The authority to create a limited liability company rests with each state and the District of Columbia. Although each jurisdiction has formal LLC creation requirements to which you must adhere, you can complete the process rather quickly. Often times, you can avoid delays by familiarizing yourself with the jurisdiction’s requirement before you begin the formation process.
Fit your business needs with the right LLC package
Reserving a Name
All states require you to choose an LLC name not currently in use by another business entity within the jurisdiction. To avoid delaying the legal formation of the LLC, you may reserve a business name prior to filing the formation documents. Most jurisdictions provide you with access to its searchable database of unavailable business names. Once you determine that your name choice is available, most states allow you to reserve it, which ensures other businesses do not create an entity under that same name. For example, New York allows you to accomplish this by completing a one-page form and submitting a $20 fee. This reserves the name for 60 days, with the possibility of two extensions for a total of 180 days.

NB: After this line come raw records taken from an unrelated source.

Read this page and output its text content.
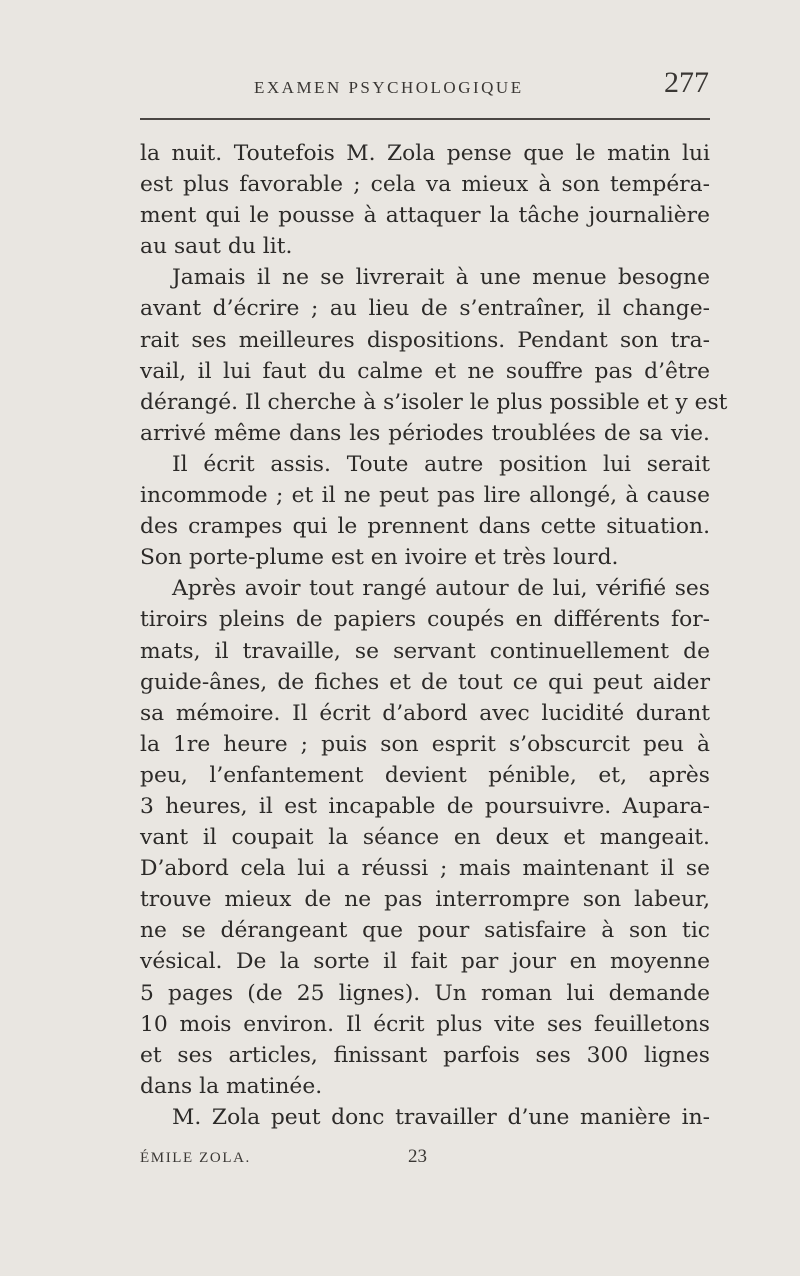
EXAMEN PSYCHOLOGIQUE	277
la nuit. Toutefois M. Zola pense que le matin lui
est plus favorable ; cela va mieux à son tempéra-
ment qui le pousse à attaquer la tâche journalière
au saut du lit.
Jamais il ne se livrerait à une menue besogne
avant d’écrire ; au lieu de s’entraîner, il change-
rait ses meilleures dispositions. Pendant son tra-
vail, il lui faut du calme et ne souffre pas d’être
dérangé. Il cherche à s’isoler le plus possible et y est
arrivé même dans les périodes troublées de sa vie.
Il écrit assis. Toute autre position lui serait
incommode ; et il ne peut pas lire allongé, à cause
des crampes qui le prennent dans cette situation.
Son porte-plume est en ivoire et très lourd.
Après avoir tout rangé autour de lui, vérifié ses
tiroirs pleins de papiers coupés en différents for-
mats, il travaille, se servant continuellement de
guide-ânes, de fiches et de tout ce qui peut aider
sa mémoire. Il écrit d’abord avec lucidité durant
la 1re heure ; puis son esprit s’obscurcit peu à
peu, l’enfantement devient pénible, et, après
3 heures, il est incapable de poursuivre. Aupara-
vant il coupait la séance en deux et mangeait.
D’abord cela lui a réussi ; mais maintenant il se
trouve mieux de ne pas interrompre son labeur,
ne se dérangeant que pour satisfaire à son tic
vésical. De la sorte il fait par jour en moyenne
5 pages (de 25 lignes). Un roman lui demande
10 mois environ. Il écrit plus vite ses feuilletons
et ses articles, finissant parfois ses 300 lignes
dans la matinée.
M. Zola peut donc travailler d’une manière in-
ÉMILE ZOLA.	23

As a prerequisite to legal formation, every jurisdiction requires you to submit a short document that includes the name of the LLC, the name and address of the agent you authorize to accept legal service of process and the location of the LLC’s principal office. Jurisdictions refer to this document as the articles of organization, certificate of organization, certificate of formation or other similar name. Legal creation of the entity occurs at the moment the appropriate state office files this document. Since the document does not require extensive amounts of information, you can complete and submit it in a relatively short time.
To ensure the business operations of the LLC run smoothly immediately upon formation, it is imperative that all LLC owners draft an operating agreement that provides all procedures members must adhere to. Most jurisdictions do not require an operating agreement and will not delay formation of the LLC in the absence of one. However, the lack of an operating agreement may delay the commencement of LLC business operations if members are in disagreement on how to operate the venture.
An LLC can engage in interstate business; however, it is required to register as a foreign LLC in each state in which it does business. To register, the LLC must file a document to obtain a certificate of authority. The time it takes to complete and file this document is comparable to the time it takes to file the articles of organization. For example, Delaware requires all foreign LLCs to register with its secretary of state by filing an application for registration, which requires the LLC’s name, state of formation, the nature and date of its initial business dealings in Delaware and the name and address of its agent. If an LLC does not comply and register in a state in which it conducts business, members may not seek judicial intervention in that state to resolve business disputes.